Heart disease is the leading cause of mortality in Britain today, accounting for some 235,000 deaths a year.

More importantly, angina and shortness of breath relating to heart disease can severely limit the sufferer's physical activities, making life miserable and compounding the anxiety of the individual and their family members.

Heart disease can also lead to stroke. The cost to the NHS of coronary heart disease alone is about £1.6 billion a year.

Epidemiological studies have shown a worrying trend for the future development of heart disease in our young population.

Surveys show only 55 per cent of boys and 39 per cent of girls aged between two and 15 years do the recommended amount of daily exercise.

The Health Education Authority suggests all children and young people, aged five to 18, take moderate exercise for an hour a day, five days a week. Exercise is one vital factor which can prevent heart disease.

The causes include smoking, excessive drinking, diabetes, high blood pressure, high cholesterol and being overweight - all of which are preventable.

Modern medical advice promotes preventing heart disease through regular exercise or taking medicine to reduce cholesterol but who is going to motivate the young and old to do regular exercise or reduce stress and live a more contented and happy life?

Are we addressing the issues of conflict in our lives, our negative emotions, our anxieties and stress, our unfulfilling relationships? These are, I believe, the root cause of heart disease and high blood pressure. We have developed an uncaring culture. Even our work culture has become so threatening instead of fulfilling and enjoyable.

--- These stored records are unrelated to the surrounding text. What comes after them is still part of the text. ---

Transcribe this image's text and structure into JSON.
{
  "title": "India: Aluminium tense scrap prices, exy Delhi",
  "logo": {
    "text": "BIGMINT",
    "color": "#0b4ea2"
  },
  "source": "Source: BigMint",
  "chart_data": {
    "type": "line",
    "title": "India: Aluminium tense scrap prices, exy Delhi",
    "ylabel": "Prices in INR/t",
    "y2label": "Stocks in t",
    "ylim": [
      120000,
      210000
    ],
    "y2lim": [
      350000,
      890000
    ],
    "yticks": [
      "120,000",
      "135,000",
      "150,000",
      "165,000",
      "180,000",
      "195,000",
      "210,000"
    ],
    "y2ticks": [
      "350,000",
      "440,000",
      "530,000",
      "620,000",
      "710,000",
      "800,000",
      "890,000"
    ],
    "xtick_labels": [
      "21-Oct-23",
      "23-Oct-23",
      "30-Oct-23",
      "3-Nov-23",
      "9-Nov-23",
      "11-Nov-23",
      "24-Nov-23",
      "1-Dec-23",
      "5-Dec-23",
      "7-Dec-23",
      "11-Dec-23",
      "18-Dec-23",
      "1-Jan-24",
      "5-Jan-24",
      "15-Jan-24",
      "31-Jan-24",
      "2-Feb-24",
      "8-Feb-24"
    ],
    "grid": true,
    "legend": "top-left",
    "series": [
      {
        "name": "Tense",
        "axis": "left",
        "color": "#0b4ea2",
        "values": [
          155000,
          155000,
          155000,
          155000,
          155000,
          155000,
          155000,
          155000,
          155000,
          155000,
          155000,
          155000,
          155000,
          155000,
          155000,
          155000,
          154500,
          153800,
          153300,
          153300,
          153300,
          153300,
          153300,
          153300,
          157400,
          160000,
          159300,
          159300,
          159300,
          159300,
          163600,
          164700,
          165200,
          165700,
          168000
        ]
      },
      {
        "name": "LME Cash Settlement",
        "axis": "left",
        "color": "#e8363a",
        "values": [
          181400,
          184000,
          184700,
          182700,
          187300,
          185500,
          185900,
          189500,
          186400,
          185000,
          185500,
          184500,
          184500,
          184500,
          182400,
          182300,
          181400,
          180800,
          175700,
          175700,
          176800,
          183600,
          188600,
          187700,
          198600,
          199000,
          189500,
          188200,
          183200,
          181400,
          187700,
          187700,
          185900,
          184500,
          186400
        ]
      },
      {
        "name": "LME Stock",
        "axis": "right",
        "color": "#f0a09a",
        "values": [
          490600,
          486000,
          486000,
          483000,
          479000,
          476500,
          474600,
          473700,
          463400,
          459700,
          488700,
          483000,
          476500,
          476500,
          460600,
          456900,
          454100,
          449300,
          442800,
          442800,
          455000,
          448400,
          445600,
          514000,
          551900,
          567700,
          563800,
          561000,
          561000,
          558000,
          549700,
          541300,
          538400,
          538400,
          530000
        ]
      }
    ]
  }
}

As the ancient ayurvedic physician Charak wrote in 1000 BC: "A happy and contented soul in control of his mind, emotions and five senses is a healthy person."

I was very drawn to the article on prayer and healing by Reverend Kenneth Jinks in the magazine Healing Today, produced by the National Federation of Spiritual Healers.

In it, he says: " Prayer is not a substitute for medical skill . . . what is needed today is a closer co-operation between the doctor and the priest so that together they seek to treat each person who is made up of body, mind and spirit."

Perhaps we need to turn to prayer and healing the inner heart first, to bring us to our senses regarding real health in the community through a renaissance in our business and politics.

My eternal vision is a forum of joint policy makers made up of caring holistic people, doctors, politicians, priests and businessmen in every town, parliament and health authority who meet with the public regularly and involve children.